I've lived in West Laurel, MD for all of my 17.9/almost 18 years. It's home to 4,000 people, is rather green and leafy, and not actually that bad of a place to live, by the region's standards. It's by-and-large a bedroom community, with the exception being that the Washington Suburban Sanitary Commission (our water company, the 8th largest in the US) is headquartered here. To our east is I-95 and the city of Laurel, home to about 20,000 people. Laurel isn't anything special, just an average small city with much higher-than-should-be crime rates, underperforming schools, spectacularly overpriced real estate, and a really polluted 6 foot deep man-made lake. Laurel is somewhat known for being the place where George Wallace was shot in 1972, at the Laurel Shopping Center. A Bank of America stands today where this happened. And West Laurel has the distinction of having it's main road mentioned on the season finale of The X-Files' 3rd season.

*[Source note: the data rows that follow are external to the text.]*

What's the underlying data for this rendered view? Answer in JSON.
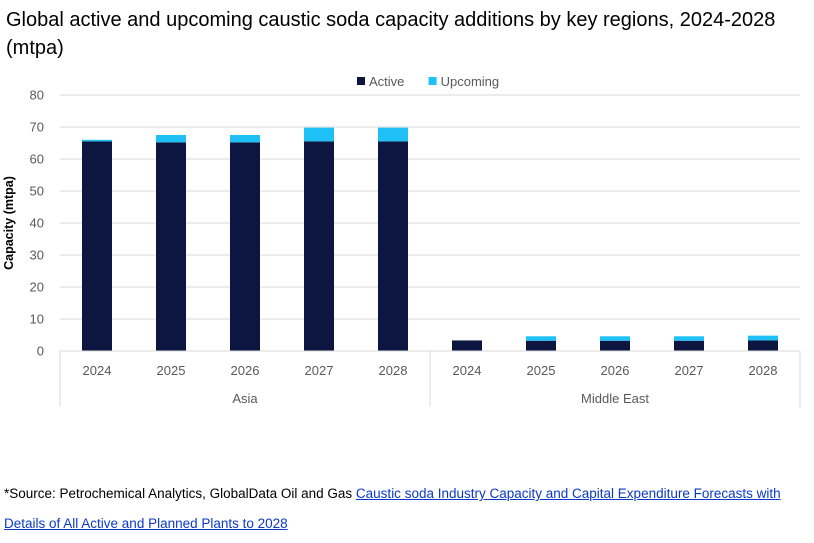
{
  "title": "Global active and upcoming caustic soda capacity additions by key regions, 2024-2028 (mtpa)",
  "source": {
    "prefix": "*Source: Petrochemical Analytics, GlobalData Oil and Gas ",
    "link_text": "Caustic soda Industry Capacity and Capital Expenditure Forecasts with Details of All Active and Planned Plants to 2028"
  },
  "chart_data": {
    "type": "bar",
    "stacked": true,
    "groups": [
      {
        "name": "Asia",
        "categories": [
          "2024",
          "2025",
          "2026",
          "2027",
          "2028"
        ]
      },
      {
        "name": "Middle East",
        "categories": [
          "2024",
          "2025",
          "2026",
          "2027",
          "2028"
        ]
      }
    ],
    "series": [
      {
        "name": "Active",
        "color": "#0c1640",
        "values": [
          65.5,
          65.2,
          65.2,
          65.5,
          65.5,
          3.3,
          3.2,
          3.2,
          3.2,
          3.3
        ]
      },
      {
        "name": "Upcoming",
        "color": "#1ec0f5",
        "values": [
          0.5,
          2.3,
          2.3,
          4.3,
          4.3,
          0.0,
          1.4,
          1.4,
          1.4,
          1.5
        ]
      }
    ],
    "ylabel": "Capacity (mtpa)",
    "xlabel": "",
    "ylim": [
      0,
      80
    ],
    "yticks": [
      0,
      10,
      20,
      30,
      40,
      50,
      60,
      70,
      80
    ],
    "grid": true,
    "legend_position": "top-center"
  }
}
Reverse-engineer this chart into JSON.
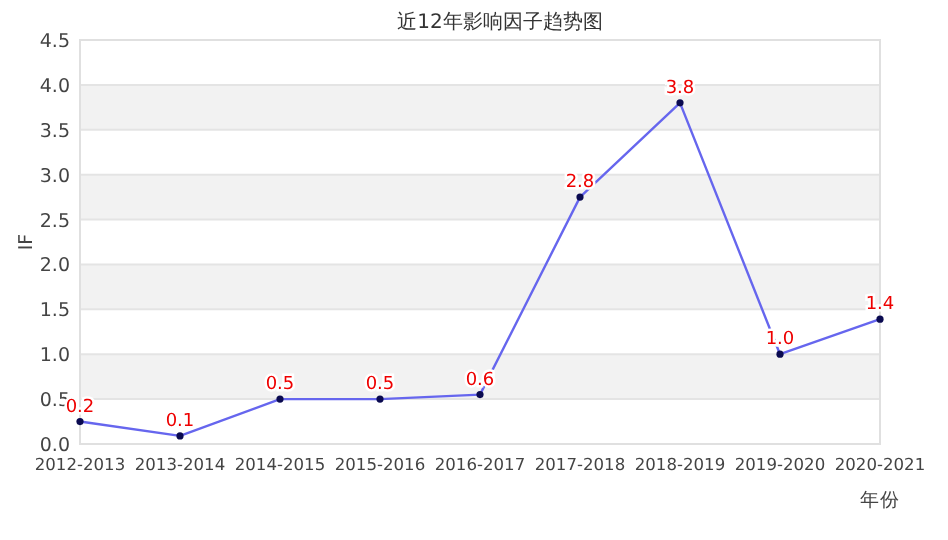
{
  "chart_data": {
    "type": "line",
    "title": "近12年影响因子趋势图",
    "xlabel": "年份",
    "ylabel": "IF",
    "categories": [
      "2012-2013",
      "2013-2014",
      "2014-2015",
      "2015-2016",
      "2016-2017",
      "2017-2018",
      "2018-2019",
      "2019-2020",
      "2020-2021"
    ],
    "series": [
      {
        "color": "#6666ee",
        "values": [
          0.25,
          0.09,
          0.5,
          0.5,
          0.55,
          2.75,
          3.8,
          1.0,
          1.39
        ],
        "value_labels": [
          "0.2",
          "0.1",
          "0.5",
          "0.5",
          "0.6",
          "2.8",
          "3.8",
          "1.0",
          "1.4"
        ]
      }
    ],
    "ylim": [
      0,
      4.5
    ],
    "yticks": [
      {
        "value": 0,
        "label": "0.0"
      },
      0.5,
      {
        "value": 1,
        "label": "1.0"
      },
      1.5,
      {
        "value": 2,
        "label": "2.0"
      },
      2.5,
      {
        "value": 3,
        "label": "3.0"
      },
      3.5,
      {
        "value": 4,
        "label": "4.0"
      },
      4.5
    ],
    "grid": "y",
    "marker": "circle",
    "line_style": "solid"
  }
}
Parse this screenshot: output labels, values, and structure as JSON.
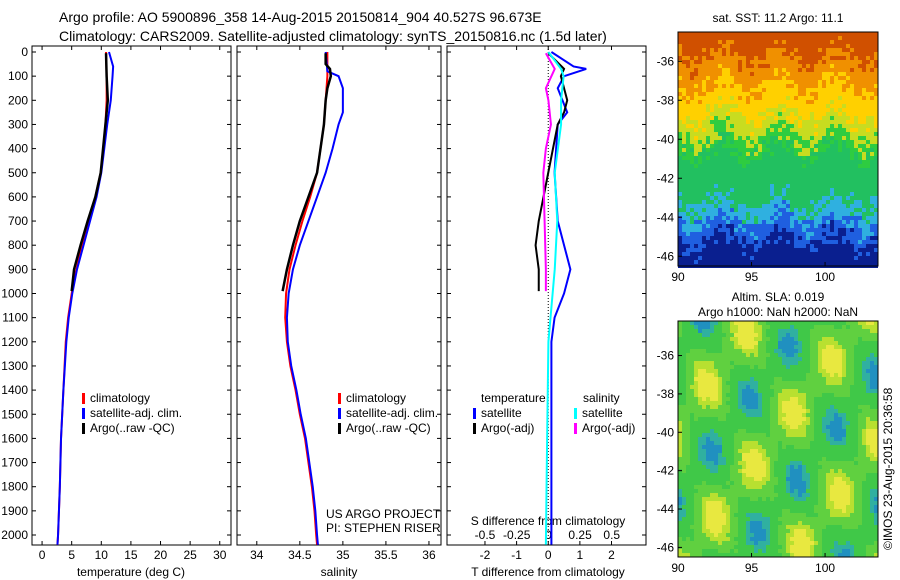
{
  "header": {
    "line1": "Argo profile: AO 5900896_358 14-Aug-2015 20150814_904 40.527S 96.673E",
    "line2": "Climatology: CARS2009. Satellite-adjusted climatology: synTS_20150816.nc (1.5d later)"
  },
  "credit": "©IMOS 23-Aug-2015 20:36:58",
  "project": {
    "line1": "US ARGO PROJECT",
    "line2": "PI: STEPHEN RISER"
  },
  "colors": {
    "clim": "#ff0000",
    "sat": "#0000ff",
    "argo": "#000000",
    "s_sat": "#00ffff",
    "s_argo": "#ff00ff"
  },
  "chart_data": [
    {
      "type": "line",
      "name": "temperature",
      "xlabel": "temperature (deg C)",
      "xlim": [
        -1.7,
        31.9
      ],
      "ylim": [
        0,
        2040
      ],
      "xticks": [
        0,
        5,
        10,
        15,
        20,
        25,
        30
      ],
      "yticks": [
        0,
        100,
        200,
        300,
        400,
        500,
        600,
        700,
        800,
        900,
        1000,
        1100,
        1200,
        1300,
        1400,
        1500,
        1600,
        1700,
        1800,
        1900,
        2000
      ],
      "legend": [
        "climatology",
        "satellite-adj. clim.",
        "Argo(..raw -QC)"
      ],
      "series": [
        {
          "name": "climatology",
          "depth": [
            0,
            100,
            200,
            300,
            400,
            500,
            600,
            700,
            800,
            900,
            1000,
            1100,
            1200,
            1400,
            1600,
            1800,
            2000,
            2040
          ],
          "values": [
            10.8,
            10.9,
            10.9,
            10.7,
            10.4,
            9.9,
            9.0,
            7.9,
            6.8,
            5.8,
            5.0,
            4.4,
            4.0,
            3.6,
            3.2,
            3.0,
            2.7,
            2.6
          ]
        },
        {
          "name": "satellite-adj. clim.",
          "depth": [
            0,
            60,
            100,
            200,
            300,
            400,
            500,
            600,
            700,
            800,
            900,
            1000,
            1100,
            1200,
            1400,
            1600,
            1800,
            2000,
            2040
          ],
          "values": [
            11.3,
            12.0,
            11.9,
            11.6,
            11.0,
            10.5,
            10.0,
            9.2,
            8.1,
            7.0,
            5.9,
            5.1,
            4.5,
            4.1,
            3.6,
            3.2,
            3.0,
            2.7,
            2.6
          ]
        },
        {
          "name": "Argo(..raw -QC)",
          "depth": [
            5,
            100,
            200,
            300,
            400,
            500,
            600,
            700,
            800,
            900,
            990
          ],
          "values": [
            10.8,
            10.9,
            11.1,
            10.7,
            10.3,
            9.9,
            9.0,
            7.7,
            6.5,
            5.4,
            5.0
          ]
        }
      ]
    },
    {
      "type": "line",
      "name": "salinity",
      "xlabel": "salinity",
      "xlim": [
        33.77,
        36.14
      ],
      "ylim": [
        0,
        2040
      ],
      "xticks": [
        34,
        34.5,
        35,
        35.5,
        36
      ],
      "legend": [
        "climatology",
        "satellite-adj. clim.",
        "Argo(..raw -QC)"
      ],
      "series": [
        {
          "name": "climatology",
          "depth": [
            0,
            100,
            200,
            300,
            400,
            500,
            600,
            700,
            800,
            900,
            1000,
            1100,
            1200,
            1300,
            1400,
            1500,
            1600,
            1700,
            1800,
            1900,
            2000,
            2040
          ],
          "values": [
            34.82,
            34.82,
            34.8,
            34.78,
            34.74,
            34.7,
            34.62,
            34.53,
            34.45,
            34.38,
            34.34,
            34.33,
            34.35,
            34.39,
            34.45,
            34.5,
            34.56,
            34.6,
            34.64,
            34.67,
            34.69,
            34.7
          ]
        },
        {
          "name": "satellite-adj. clim.",
          "depth": [
            0,
            80,
            100,
            150,
            250,
            300,
            400,
            500,
            600,
            700,
            800,
            900,
            1000,
            1100,
            1200,
            1300,
            1400,
            1500,
            1600,
            1700,
            1800,
            1900,
            2000,
            2040
          ],
          "values": [
            34.8,
            34.82,
            34.95,
            35.0,
            35.0,
            34.95,
            34.88,
            34.8,
            34.7,
            34.6,
            34.5,
            34.42,
            34.37,
            34.35,
            34.36,
            34.4,
            34.46,
            34.51,
            34.57,
            34.61,
            34.65,
            34.68,
            34.7,
            34.71
          ]
        },
        {
          "name": "Argo(..raw -QC)",
          "depth": [
            5,
            50,
            70,
            100,
            150,
            200,
            300,
            500,
            700,
            800,
            900,
            990
          ],
          "values": [
            34.8,
            34.8,
            34.85,
            34.86,
            34.82,
            34.8,
            34.78,
            34.7,
            34.5,
            34.42,
            34.35,
            34.3
          ]
        }
      ]
    },
    {
      "type": "line",
      "name": "difference",
      "xlabel": "T difference from climatology",
      "x2label": "S difference from climatology",
      "xlim": [
        -3.2,
        3.09
      ],
      "s_xlim": [
        -0.8,
        0.77
      ],
      "ylim": [
        0,
        2040
      ],
      "xticks": [
        -2,
        -1,
        0,
        1,
        2
      ],
      "s_xticks": [
        -0.5,
        -0.25,
        0,
        0.25,
        0.5
      ],
      "legend": {
        "t_title": "temperature",
        "s_title": "salinity",
        "t": [
          "satellite",
          "Argo(-adj)"
        ],
        "s": [
          "satellite",
          "Argo(-adj)"
        ]
      },
      "series": [
        {
          "name": "T satellite",
          "axis": "T",
          "depth": [
            0,
            60,
            70,
            100,
            150,
            250,
            300,
            500,
            700,
            800,
            900,
            1000,
            1100,
            1200,
            1600,
            2040
          ],
          "values": [
            0.1,
            0.8,
            1.2,
            0.5,
            0.3,
            0.6,
            0.3,
            0.2,
            0.3,
            0.5,
            0.7,
            0.5,
            0.2,
            0.1,
            0.1,
            0.1
          ]
        },
        {
          "name": "T Argo(-adj)",
          "axis": "T",
          "depth": [
            5,
            70,
            100,
            150,
            200,
            250,
            300,
            500,
            700,
            800,
            900,
            990
          ],
          "values": [
            0.0,
            0.5,
            0.4,
            0.5,
            0.6,
            0.5,
            0.3,
            0.0,
            -0.3,
            -0.4,
            -0.3,
            -0.3
          ]
        },
        {
          "name": "S satellite",
          "axis": "S",
          "depth": [
            0,
            70,
            100,
            200,
            300,
            500,
            700,
            900,
            1200,
            1600,
            2040
          ],
          "values": [
            0.0,
            0.1,
            0.12,
            0.1,
            0.1,
            0.05,
            0.07,
            0.05,
            0.0,
            -0.01,
            -0.02
          ]
        },
        {
          "name": "S Argo(-adj)",
          "axis": "S",
          "depth": [
            5,
            70,
            150,
            200,
            300,
            400,
            500,
            700,
            900,
            990
          ],
          "values": [
            -0.02,
            0.05,
            -0.02,
            0.0,
            0.02,
            -0.02,
            -0.04,
            -0.03,
            -0.02,
            -0.02
          ]
        }
      ]
    },
    {
      "type": "heatmap",
      "name": "sst-map",
      "title": "sat. SST: 11.2 Argo: 11.1",
      "xlim": [
        90,
        103.6
      ],
      "ylim": [
        -46.5,
        -34.5
      ],
      "xticks": [
        90,
        95,
        100
      ],
      "yticks": [
        -36,
        -38,
        -40,
        -42,
        -44,
        -46
      ]
    },
    {
      "type": "heatmap",
      "name": "sla-map",
      "title": "Altim. SLA: 0.019",
      "subtitle": "Argo h1000: NaN h2000: NaN",
      "xlim": [
        90,
        103.6
      ],
      "ylim": [
        -46.5,
        -34.2
      ],
      "xticks": [
        90,
        95,
        100
      ],
      "yticks": [
        -36,
        -38,
        -40,
        -42,
        -44,
        -46
      ]
    }
  ]
}
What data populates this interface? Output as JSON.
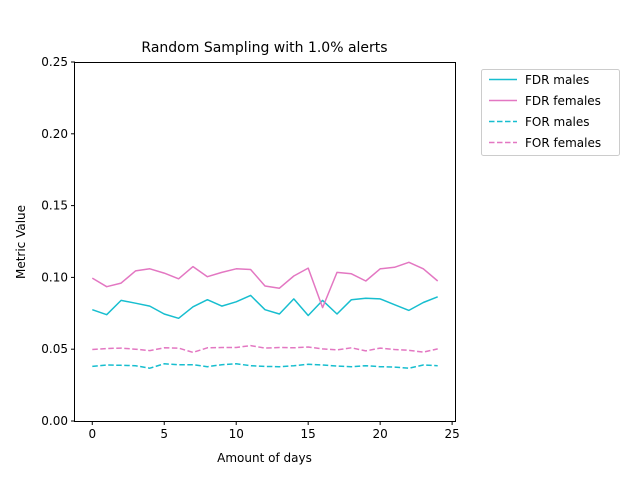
{
  "chart_data": {
    "type": "line",
    "title": "Random Sampling with 1.0% alerts",
    "xlabel": "Amount of days",
    "ylabel": "Metric Value",
    "xlim": [
      -1.2,
      25.2
    ],
    "ylim": [
      0,
      0.25
    ],
    "xticks": [
      0,
      5,
      10,
      15,
      20,
      25
    ],
    "xtick_labels": [
      "0",
      "5",
      "10",
      "15",
      "20",
      "25"
    ],
    "yticks": [
      0.0,
      0.05,
      0.1,
      0.15,
      0.2,
      0.25
    ],
    "ytick_labels": [
      "0.00",
      "0.05",
      "0.10",
      "0.15",
      "0.20",
      "0.25"
    ],
    "grid": false,
    "legend_position": "outside-top-right",
    "x": [
      0,
      1,
      2,
      3,
      4,
      5,
      6,
      7,
      8,
      9,
      10,
      11,
      12,
      13,
      14,
      15,
      16,
      17,
      18,
      19,
      20,
      21,
      22,
      23,
      24
    ],
    "series": [
      {
        "name": "FDR males",
        "color": "#17becf",
        "linestyle": "solid",
        "values": [
          0.0775,
          0.074,
          0.084,
          0.082,
          0.08,
          0.0745,
          0.0715,
          0.0795,
          0.0845,
          0.08,
          0.083,
          0.0875,
          0.0775,
          0.0745,
          0.085,
          0.0735,
          0.084,
          0.0745,
          0.0845,
          0.0855,
          0.085,
          0.081,
          0.077,
          0.0825,
          0.0865
        ]
      },
      {
        "name": "FDR females",
        "color": "#e377c2",
        "linestyle": "solid",
        "values": [
          0.0995,
          0.0935,
          0.096,
          0.1045,
          0.106,
          0.103,
          0.099,
          0.1075,
          0.1005,
          0.1035,
          0.106,
          0.1055,
          0.094,
          0.0925,
          0.101,
          0.1065,
          0.079,
          0.1035,
          0.1025,
          0.0975,
          0.106,
          0.107,
          0.1105,
          0.106,
          0.0975
        ]
      },
      {
        "name": "FOR males",
        "color": "#17becf",
        "linestyle": "dashed",
        "values": [
          0.038,
          0.039,
          0.0388,
          0.0385,
          0.0368,
          0.0398,
          0.0392,
          0.0392,
          0.0378,
          0.0392,
          0.0398,
          0.0385,
          0.038,
          0.0378,
          0.0385,
          0.0395,
          0.039,
          0.0382,
          0.0378,
          0.0385,
          0.0378,
          0.0375,
          0.0368,
          0.039,
          0.0385
        ]
      },
      {
        "name": "FOR females",
        "color": "#e377c2",
        "linestyle": "dashed",
        "values": [
          0.0498,
          0.0505,
          0.0508,
          0.05,
          0.049,
          0.051,
          0.0508,
          0.0478,
          0.051,
          0.0512,
          0.0512,
          0.0525,
          0.0508,
          0.0512,
          0.051,
          0.0515,
          0.0502,
          0.0495,
          0.051,
          0.0488,
          0.0508,
          0.0498,
          0.0492,
          0.048,
          0.0502
        ]
      }
    ]
  }
}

We're almost squarely in the middle of Baltimore and Washington. Baltimore is ok, I would never live there, but I like visiting, especially the Inner Harbor. And it actually looks like a proper city, since there are no silly building height restrictions. Washington, OTOH, is the cruelest joke of a national capital I can think of. It has consistently ranked as one of the worst places in the country in terms of crime, traffic, and education. One part of Northeast DC has gotten so bad that they've had to close it down to general traffic. If you can't provide a good reason for being in the neighborhood, you're turned away and a description of your car and tag number is kept with city police. I avoid DC at all costs.
Talking about car culture, it's typical of the coasts. The import brands dominate the passenger car market, while the domestics rule the roost when it comes to large trucks and SUVs. The Tacoma outnumbers the GMT-355 twins on what seems like a 3:1 ratio, though the S-10 and Sonoma fare much better. Our market seems to be a pretty intense battleground between the Odyssey and Chrysler vans. They outsell every other minivan here, but it's difficult to tell which is actually the best seller. Chrysler seems determined not to concede this segment without a good fight.
Speaking of moving, I'd love to. I'm moving 74 miles to the north to attend college in York, PA, which is bound to be a nice change from the congested horrors of the Baltimore-DC area. I'm pretty much certain that when the time comes, I'll be relocating to somewhere in the Delaware Valley, but there's no doubt that I will move. The Delaware Valley is close enough that I can visit friends and family, but far enough away that I will only have to be bothered with Washington during election season. Delaware has also pretty much been my second home (granted, southern DE, not the New Castle County area), I have family in PA, and the area looks to be really nice, so it's not a difficult sell to me.